Question 5 Short Answer
Why is a well-ordering proof sometimes described as arguing from a 'minimal counterexample'? What role does the well-ordering principle play?
Think about your answer, then reveal below.
Model answer: To prove P(n) for all n ∈ ℕ using well-ordering, assume for contradiction that some n fails P(n). The set of all such failures is non-empty, so by the well-ordering principle it has a minimum element n₀ — the smallest counterexample. The proof then derives a contradiction: either P(n₀) must hold after all, or a smaller counterexample can be constructed, both contradicting the minimality. The well-ordering principle guarantees that a smallest failure exists if any failure exists, which is the anchor the contradiction argument needs.

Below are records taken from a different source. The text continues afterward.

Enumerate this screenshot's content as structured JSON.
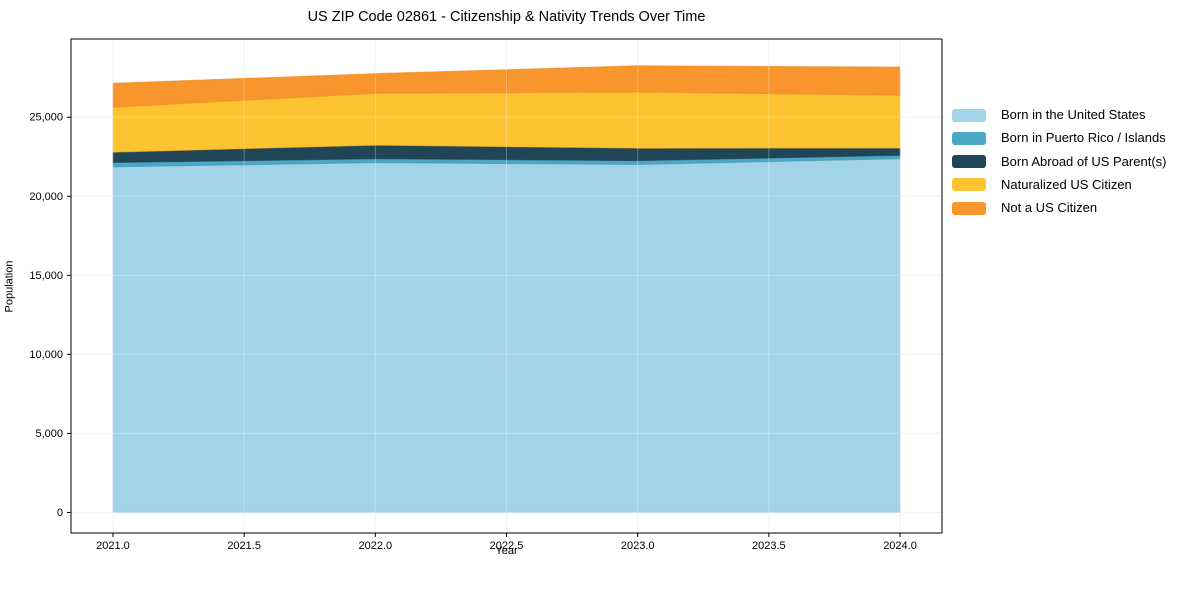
{
  "title": "US ZIP Code 02861 - Citizenship & Nativity Trends Over Time",
  "chart_data": {
    "type": "area",
    "stacked": true,
    "title": "US ZIP Code 02861 - Citizenship & Nativity Trends Over Time",
    "xlabel": "Year",
    "ylabel": "Population",
    "x": [
      2021,
      2022,
      2023,
      2024
    ],
    "x_ticks": [
      2021.0,
      2021.5,
      2022.0,
      2022.5,
      2023.0,
      2023.5,
      2024.0
    ],
    "x_tick_labels": [
      "2021.0",
      "2021.5",
      "2022.0",
      "2022.5",
      "2023.0",
      "2023.5",
      "2024.0"
    ],
    "y_ticks": [
      0,
      5000,
      10000,
      15000,
      20000,
      25000
    ],
    "y_tick_labels": [
      "0",
      "5,000",
      "10,000",
      "15,000",
      "20,000",
      "25,000"
    ],
    "xlim": [
      2020.84,
      2024.16
    ],
    "ylim": [
      -1300,
      29950
    ],
    "grid": true,
    "legend_position": "right",
    "background_color": "#ffffff",
    "grid_color": "#ececec",
    "series": [
      {
        "name": "Born in the United States",
        "color": "#a3d3e8",
        "edge": "#86bcd6",
        "values": [
          21860,
          22130,
          22010,
          22380
        ]
      },
      {
        "name": "Born in Puerto Rico / Islands",
        "color": "#4aa8c4",
        "edge": "#3c93ad",
        "values": [
          280,
          250,
          250,
          210
        ]
      },
      {
        "name": "Born Abroad of US Parent(s)",
        "color": "#1f4557",
        "edge": "#183847",
        "values": [
          650,
          850,
          780,
          460
        ]
      },
      {
        "name": "Naturalized US Citizen",
        "color": "#fdc330",
        "edge": "#efb31d",
        "values": [
          2840,
          3290,
          3560,
          3350
        ]
      },
      {
        "name": "Not a US Citizen",
        "color": "#f8952c",
        "edge": "#ec851c",
        "values": [
          1520,
          1240,
          1660,
          1780
        ]
      }
    ],
    "totals_by_year": [
      27150,
      27760,
      28260,
      28180
    ]
  }
}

The well-ordering principle is not just 'lists have minimums' — it is a proof engine. It converts 'there exists a counterexample' into 'there exists a MINIMAL counterexample,' which is a much stronger and more tractable object to work with. This is why proofs using this method often feel like 'if it failed somewhere, it must fail here for the first time, but that leads to a contradiction.' Without well-ordering, the minimal counterexample might not exist (e.g., in the real numbers), so the method is specific to well-ordered sets like ℕ.